Aims of the R&D program
The R&D tax incentive is a tax offset that aims to boost competitiveness and improve productivity across the Australian economy by:
- encouraging industry to conduct R&D that may not otherwise have been conducted
- improving the incentive for smaller firms to undertake R&D
- providing business with more predictable, less complex support.
Program administration
The ATO and the Department of Industry, Science and Resources (DISR) jointly administer the R&D tax incentive. Your R&D activities must be registered with DISR before claiming the tax offset.
We're responsible for:
- checking you are entitled to offsets for R&D expenditure you claim in your tax return
- paying or applying the offsets.
The R&DTI program is a self-assessment regime. Receiving a registration number from DISR means the application has been received and is complete. It doesn't mean the R&D activities meet the eligibility requirements. R&D entities may subject to compliance action by DISR or the ATO before or after they receive the offset.
Changes since 1 July 2021
The following changes to the R&D tax incentive have been made and applied to income years starting from 1 July 2021:
- The refundable offset rate of 43.5% was replaced with a rate of 18.5% above the company’s tax rate.
- The flat non-refundable rate of 38.5% was replaced with a progressive marginal tiered R&D intensity threshold.
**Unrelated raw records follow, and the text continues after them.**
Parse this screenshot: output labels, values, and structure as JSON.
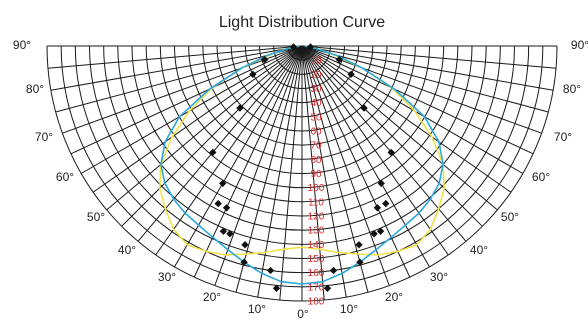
{
  "chart_data": {
    "type": "polar",
    "title": "Light Distribution Curve",
    "angle_labels": [
      "90°",
      "80°",
      "70°",
      "60°",
      "50°",
      "40°",
      "30°",
      "20°",
      "10°",
      "0°",
      "10°",
      "20°",
      "30°",
      "40°",
      "50°",
      "60°",
      "70°",
      "80°",
      "90°"
    ],
    "angles_deg": [
      -90,
      -80,
      -70,
      -60,
      -50,
      -40,
      -30,
      -20,
      -10,
      0,
      10,
      20,
      30,
      40,
      50,
      60,
      70,
      80,
      90
    ],
    "radial_ticks": [
      10,
      20,
      30,
      40,
      50,
      60,
      70,
      80,
      90,
      100,
      110,
      120,
      130,
      140,
      150,
      160,
      170,
      180
    ],
    "radial_tick_labels": [
      "10",
      "20",
      "30",
      "40",
      "50",
      "60",
      "70",
      "80",
      "90",
      "100",
      "110",
      "120",
      "130",
      "140",
      "150",
      "160",
      "170",
      "180"
    ],
    "rlim": [
      0,
      180
    ],
    "grid": true,
    "series": [
      {
        "color": "#F0E24A",
        "angles": [
          -90,
          -80,
          -75,
          -70,
          -65,
          -60,
          -55,
          -50,
          -45,
          -40,
          -35,
          -30,
          -25,
          -20,
          -15,
          -10,
          -5,
          0,
          5,
          10,
          15,
          20,
          25,
          30,
          35,
          40,
          45,
          50,
          55,
          60,
          65,
          70,
          75,
          80,
          90
        ],
        "values": [
          2,
          12,
          22,
          45,
          70,
          92,
          112,
          130,
          142,
          150,
          158,
          162,
          160,
          157,
          152,
          148,
          144,
          142,
          144,
          148,
          152,
          157,
          160,
          162,
          158,
          150,
          142,
          130,
          112,
          92,
          70,
          45,
          22,
          12,
          2
        ]
      },
      {
        "color": "#29A8DF",
        "angles": [
          -90,
          -80,
          -75,
          -70,
          -65,
          -60,
          -55,
          -50,
          -45,
          -40,
          -35,
          -30,
          -25,
          -20,
          -15,
          -10,
          -5,
          0,
          5,
          10,
          15,
          20,
          25,
          30,
          35,
          40,
          45,
          50,
          55,
          60,
          65,
          70,
          75,
          80,
          90
        ],
        "values": [
          2,
          10,
          25,
          45,
          72,
          100,
          118,
          130,
          137,
          141,
          144,
          146,
          149,
          153,
          158,
          163,
          167,
          168,
          167,
          163,
          158,
          153,
          149,
          146,
          144,
          141,
          137,
          130,
          118,
          100,
          72,
          45,
          25,
          10,
          2
        ]
      }
    ],
    "markers": [
      {
        "angle": -84,
        "value": 6
      },
      {
        "angle": -70,
        "value": 28
      },
      {
        "angle": -60,
        "value": 40
      },
      {
        "angle": -45,
        "value": 62
      },
      {
        "angle": -40,
        "value": 98
      },
      {
        "angle": -30,
        "value": 112
      },
      {
        "angle": -28,
        "value": 126
      },
      {
        "angle": -25,
        "value": 126
      },
      {
        "angle": -23,
        "value": 142
      },
      {
        "angle": -21,
        "value": 142
      },
      {
        "angle": -16,
        "value": 146
      },
      {
        "angle": -15,
        "value": 158
      },
      {
        "angle": -8,
        "value": 160
      },
      {
        "angle": -6,
        "value": 172
      },
      {
        "angle": 6,
        "value": 172
      },
      {
        "angle": 8,
        "value": 160
      },
      {
        "angle": 15,
        "value": 158
      },
      {
        "angle": 16,
        "value": 146
      },
      {
        "angle": 21,
        "value": 142
      },
      {
        "angle": 23,
        "value": 142
      },
      {
        "angle": 25,
        "value": 126
      },
      {
        "angle": 28,
        "value": 126
      },
      {
        "angle": 30,
        "value": 112
      },
      {
        "angle": 40,
        "value": 98
      },
      {
        "angle": 45,
        "value": 62
      },
      {
        "angle": 60,
        "value": 40
      },
      {
        "angle": 70,
        "value": 28
      },
      {
        "angle": 84,
        "value": 6
      }
    ],
    "colors": {
      "grid": "#1a1a1a",
      "radial_labels": "#d9262c",
      "markers": "#111111"
    }
  }
}
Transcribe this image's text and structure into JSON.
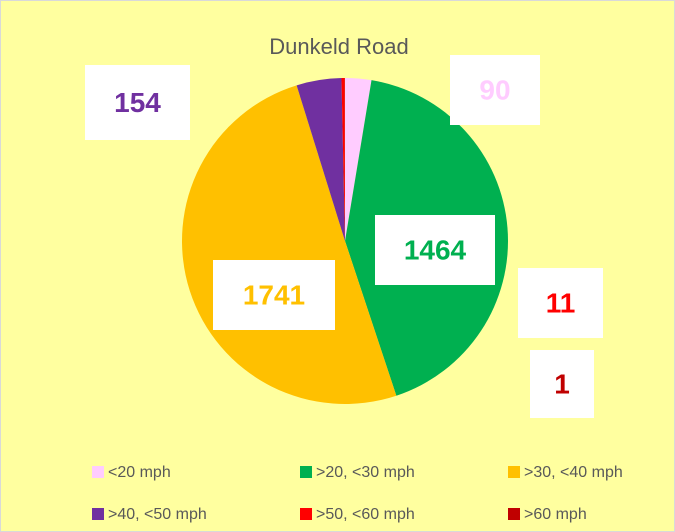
{
  "chart_data": {
    "type": "pie",
    "title": "Dunkeld Road",
    "categories": [
      "<20 mph",
      ">20, <30 mph",
      ">30, <40 mph",
      ">40, <50 mph",
      ">50, <60 mph",
      ">60 mph"
    ],
    "values": [
      90,
      1464,
      1741,
      154,
      11,
      1
    ],
    "colors": [
      "#ffccff",
      "#00b050",
      "#ffc000",
      "#7030a0",
      "#ff0000",
      "#c00000"
    ],
    "legend": "bottom"
  }
}
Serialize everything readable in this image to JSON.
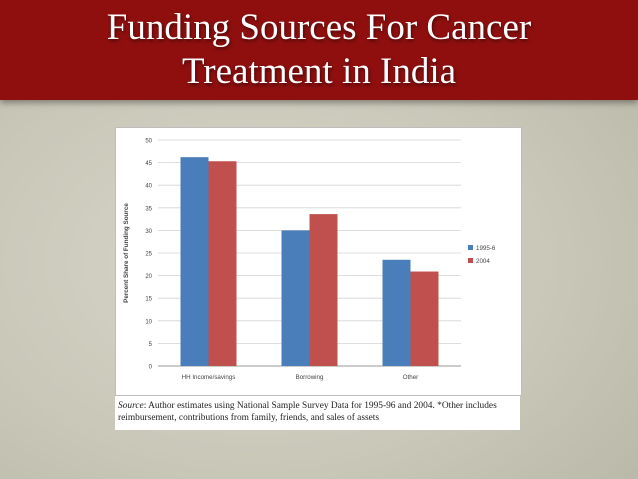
{
  "slide": {
    "title_line1": "Funding Sources For Cancer",
    "title_line2": "Treatment in India",
    "title_bar_color": "#8f0f0f"
  },
  "source_note": {
    "label": "Source",
    "text": ": Author estimates using National Sample Survey Data for 1995-96 and 2004. *Other includes reimbursement, contributions from family, friends, and sales of assets"
  },
  "chart_data": {
    "type": "bar",
    "title": "",
    "xlabel": "",
    "ylabel": "Percent Share of Funding Source",
    "ylim": [
      0,
      50
    ],
    "yticks": [
      0,
      5,
      10,
      15,
      20,
      25,
      30,
      35,
      40,
      45,
      50
    ],
    "grid": true,
    "legend_position": "right",
    "categories": [
      "HH Income/savings",
      "Borrowing",
      "Other"
    ],
    "series": [
      {
        "name": "1995-6",
        "color": "#4a7ebb",
        "values": [
          46.2,
          30.0,
          23.5
        ]
      },
      {
        "name": "2004",
        "color": "#c0504d",
        "values": [
          45.3,
          33.6,
          20.9
        ]
      }
    ]
  }
}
Increasing rates of benefit apply for incremental research and development expenditure by intensity, as follows
- 0 to 2% intensity: an 8.5% premium to the company’s tax rate
- greater than 2% intensity: a 16.5% premium to the company’s tax rate.
- The expenditure threshold increased from $100 million to $150 million. For notional deductions above $150 million, the R&D tax incentive offset rate is the corporate tax rate (the R&D premium doesn't apply).
- A uniform clawback rule was introduced for feedstock, R&D recoupments and assessable balancing adjustments and a catch-up rule for deductible balancing adjustments.
- The general anti-avoidance provisions of Part IVA of the Income Tax Assessment Act 1936 now includes an R&D tax incentive offset as a tax benefit from 1 July 2021.
- We are now required to publish a company’s claimed R&D expenditure, with the first publication to be 2 years after the end of the financial year, and as soon as practicable after 1 July 2024.
Anti-avoidance rules
From 1 July 2021, the general anti-avoidance rule of Part IVA of the Income Tax Assessment Act 1936 includes R&D tax incentive offsets as a tax benefit for Part IVA.
A tax benefit arising out of on R&D claim may be summarised as follows:
- The R&D entity entered into a scheme to access the R&D tax offset.
- A tax benefit is received in connection with the scheme.
- The dominant purpose of the R&D entity entering into the scheme is to either:
- enable it to get the R&D tax offset
- get a refundable R&D tax offset where it would have or reasonably be expected to have obtained a non-refundable R&D tax offset.
If Part IVA applies to an arrangement, the tax benefits obtained from the arrangement can be cancelled.
Publishing a company's R&D expenditure
We are required to publish R&D expenditure claimed by an R&D entity 2 years after the end of the financial year.
Publishing this information will improve public accountability for R&D claimants and encourage voluntary compliance with the R&D program.
See R&D tax transparency reports for more information.
The R&D charter
The R&D tax incentive program charterExternal Link, which we jointly developed with DISR, clearly explains:
- the roles of DISR and the ATO in the context of the R&DTI program
- what you can expect when you interact with us
- what we ask from you.
The joint charter also details the options available to you if you are unsatisfied with your interactions with us.
When you deal with us, however, your interactions will be guided by our own Charter. Our Charter:
- explains what you can expect when you interact with us
- applies to everyone who works with us
- is based on laws, codes and principles we both must follow.